# Newbie question....



## Chickprepper69 (Feb 9, 2013)

Ok how long do you have to keep new chicks inside?? I have them in the garage with the red warm light on them and they are getting way too big to stay in the big "tub" we have them in. We have a "chicken tractor" that would give them ALOT more room until my husband can get home and build the coop we are going to build for them. But they seem to just be running over each other right now. I can move the red light out to the tractor to help keep them warm. Just looking for something I can do to give them more room.....help please...I dont want to do anything to harm them so that is why I am asking before I do anything


----------



## lorijohnson823 (Mar 8, 2013)

How many weeks are your chicks and are they large fowl or bantam?


----------



## Apyl (Jun 20, 2012)

All depends on the temps outside and if you tractor an enclosue atajched to it.
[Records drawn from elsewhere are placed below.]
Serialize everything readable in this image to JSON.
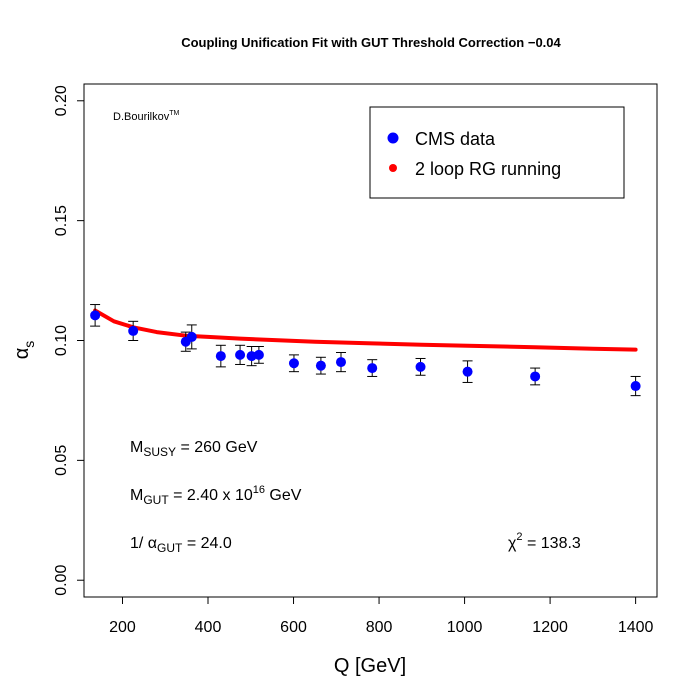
{
  "chart_data": {
    "type": "scatter",
    "title": "Coupling Unification Fit with GUT Threshold Correction −0.04",
    "xlabel": "Q [GeV]",
    "ylabel": {
      "main": "α",
      "sub": "s"
    },
    "xlim": [
      110,
      1450
    ],
    "ylim": [
      -0.007,
      0.207
    ],
    "x_ticks": [
      200,
      400,
      600,
      800,
      1000,
      1200,
      1400
    ],
    "x_tick_labels": [
      "200",
      "400",
      "600",
      "800",
      "1000",
      "1200",
      "1400"
    ],
    "y_ticks": [
      0.0,
      0.05,
      0.1,
      0.15,
      0.2
    ],
    "y_tick_labels": [
      "0.00",
      "0.05",
      "0.10",
      "0.15",
      "0.20"
    ],
    "grid": false,
    "legend_position": "top-right",
    "series": [
      {
        "name": "CMS data",
        "kind": "points_with_errorbars",
        "color": "#0000ff",
        "points": [
          {
            "x": 136,
            "y": 0.1105,
            "err": 0.0045
          },
          {
            "x": 225,
            "y": 0.104,
            "err": 0.004
          },
          {
            "x": 348,
            "y": 0.0995,
            "err": 0.004
          },
          {
            "x": 362,
            "y": 0.1015,
            "err": 0.005
          },
          {
            "x": 430,
            "y": 0.0935,
            "err": 0.0045
          },
          {
            "x": 475,
            "y": 0.094,
            "err": 0.004
          },
          {
            "x": 502,
            "y": 0.0935,
            "err": 0.004
          },
          {
            "x": 519,
            "y": 0.094,
            "err": 0.0035
          },
          {
            "x": 601,
            "y": 0.0905,
            "err": 0.0035
          },
          {
            "x": 664,
            "y": 0.0895,
            "err": 0.0035
          },
          {
            "x": 711,
            "y": 0.091,
            "err": 0.004
          },
          {
            "x": 784,
            "y": 0.0885,
            "err": 0.0035
          },
          {
            "x": 897,
            "y": 0.089,
            "err": 0.0035
          },
          {
            "x": 1007,
            "y": 0.087,
            "err": 0.0045
          },
          {
            "x": 1165,
            "y": 0.085,
            "err": 0.0035
          },
          {
            "x": 1400,
            "y": 0.081,
            "err": 0.004
          }
        ]
      },
      {
        "name": "2 loop RG running",
        "kind": "line",
        "color": "#ff0000",
        "x": [
          136,
          180,
          225,
          280,
          348,
          400,
          475,
          550,
          650,
          784,
          900,
          1007,
          1165,
          1300,
          1400
        ],
        "y": [
          0.1125,
          0.108,
          0.1055,
          0.1035,
          0.102,
          0.1015,
          0.1008,
          0.1002,
          0.0995,
          0.0988,
          0.0982,
          0.0978,
          0.0972,
          0.0966,
          0.0962
        ]
      }
    ],
    "annotations": {
      "author": {
        "text": "D.Bourilkov",
        "sup": "TM"
      },
      "msusy": {
        "label": "M",
        "sub": "SUSY",
        "rest": "  = 260 GeV"
      },
      "mgut": {
        "label": "M",
        "sub": "GUT",
        "rest": "  = 2.40 x 10",
        "exp": "16",
        "unit": "  GeV"
      },
      "alpha_gut": {
        "label": "1/ α",
        "sub": "GUT",
        "rest": "  = 24.0"
      },
      "chi2": {
        "label": "χ",
        "sup": "2",
        "rest": "  = 138.3"
      }
    }
  }
}
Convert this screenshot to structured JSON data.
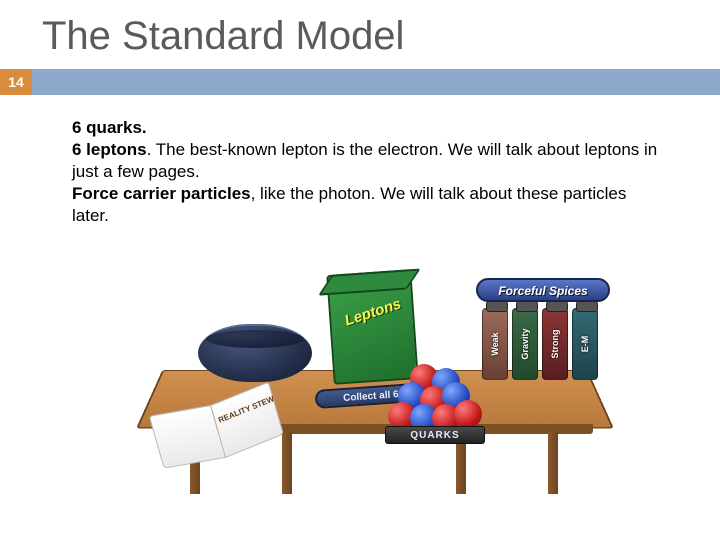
{
  "title": "The Standard Model",
  "page_number": "14",
  "colors": {
    "bar": "#8ea9c9",
    "page_num_bg": "#d98d3c",
    "title_text": "#5a5a5a"
  },
  "body": {
    "b1": "6 quarks.",
    "b2": "6 leptons",
    "t2": ". The best-known lepton is the electron. We will talk about leptons in just a few pages.",
    "b3": "Force carrier particles",
    "t3": ", like the photon. We will talk about these particles later."
  },
  "illustration": {
    "book_label": "REALITY\nSTEW",
    "lepton_title": "Leptons",
    "collect_label": "Collect all 6!",
    "quark_label": "QUARKS",
    "spice_banner": "Forceful Spices",
    "jars": {
      "j1": "Weak",
      "j2": "Gravity",
      "j3": "Strong",
      "j4": "E-M"
    }
  }
}
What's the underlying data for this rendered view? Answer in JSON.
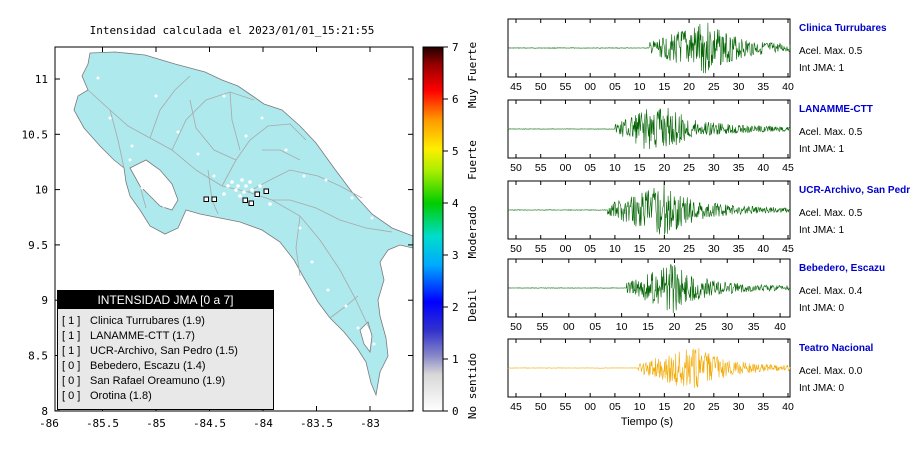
{
  "map": {
    "title": "Intensidad calculada el 2023/01/01_15:21:55",
    "x_ticks": [
      "-86",
      "-85.5",
      "-85",
      "-84.5",
      "-84",
      "-83.5",
      "-83"
    ],
    "y_ticks": [
      "11",
      "10.5",
      "10",
      "9.5",
      "9",
      "8.5",
      "8"
    ],
    "colors": {
      "land": "#aee9ee",
      "sea": "#ffffff",
      "roads": "#a8a8a8",
      "border": "#7a7a7a"
    }
  },
  "colorbar": {
    "ticks": [
      "0",
      "1",
      "2",
      "3",
      "4",
      "5",
      "6",
      "7"
    ],
    "categories": [
      "No sentido",
      "Debil",
      "Moderado",
      "Fuerte",
      "Muy Fuerte"
    ]
  },
  "legend": {
    "title": "INTENSIDAD JMA [0 a 7]",
    "items": [
      {
        "level": "[ 1 ]",
        "station": "Clinica Turrubares (1.9)"
      },
      {
        "level": "[ 1 ]",
        "station": "LANAMME-CTT (1.7)"
      },
      {
        "level": "[ 1 ]",
        "station": "UCR-Archivo, San Pedro (1.5)"
      },
      {
        "level": "[ 0 ]",
        "station": "Bebedero, Escazu (1.4)"
      },
      {
        "level": "[ 0 ]",
        "station": "San Rafael Oreamuno (1.9)"
      },
      {
        "level": "[ 0 ]",
        "station": "Orotina (1.8)"
      }
    ]
  },
  "waveforms": {
    "xlabel": "Tiempo (s)",
    "panels": [
      {
        "name": "Clinica Turrubares",
        "accel": "Acel. Max. 0.5",
        "jma": "Int JMA: 1",
        "color": "#006400",
        "ticks": [
          "45",
          "50",
          "55",
          "00",
          "05",
          "10",
          "15",
          "20",
          "25",
          "30",
          "35",
          "40"
        ],
        "onset": 0.5,
        "peak": 0.7,
        "amp": 1.0
      },
      {
        "name": "LANAMME-CTT",
        "accel": "Acel. Max. 0.5",
        "jma": "Int JMA: 1",
        "color": "#006400",
        "ticks": [
          "50",
          "55",
          "00",
          "05",
          "10",
          "15",
          "20",
          "25",
          "30",
          "35",
          "40",
          "45"
        ],
        "onset": 0.38,
        "peak": 0.53,
        "amp": 1.0
      },
      {
        "name": "UCR-Archivo, San Pedro",
        "accel": "Acel. Max. 0.5",
        "jma": "Int JMA: 1",
        "color": "#006400",
        "ticks": [
          "50",
          "55",
          "00",
          "05",
          "10",
          "15",
          "20",
          "25",
          "30",
          "35",
          "40",
          "45"
        ],
        "onset": 0.35,
        "peak": 0.55,
        "amp": 1.0
      },
      {
        "name": "Bebedero, Escazu",
        "accel": "Acel. Max. 0.4",
        "jma": "Int JMA: 0",
        "color": "#006400",
        "ticks": [
          "50",
          "55",
          "00",
          "05",
          "10",
          "15",
          "20",
          "25",
          "30",
          "35",
          "40"
        ],
        "onset": 0.42,
        "peak": 0.58,
        "amp": 0.9
      },
      {
        "name": "Teatro Nacional",
        "accel": "Acel. Max. 0.0",
        "jma": "Int JMA: 0",
        "color": "#f2a900",
        "ticks": [
          "45",
          "50",
          "55",
          "00",
          "05",
          "10",
          "15",
          "20",
          "25",
          "30",
          "35",
          "40"
        ],
        "onset": 0.46,
        "peak": 0.65,
        "amp": 0.85
      }
    ]
  }
}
Even with the heat lamp you cant jut leave chicks in a ractor all night wth only fencing to protect them.


----------



## Chickprepper69 (Feb 9, 2013)

They are both large fowl and bantams, the tractor does have an enclosed area with nesting boxes and a perch...The covered area is just a bit bigger than the tub we are keeping them in in the garage then there is alot more "screened" (chicken wire) covered area they can be in during the daylight hours. The temps are in the low 40's for the lows and highs are high 60's to low 70's.


----------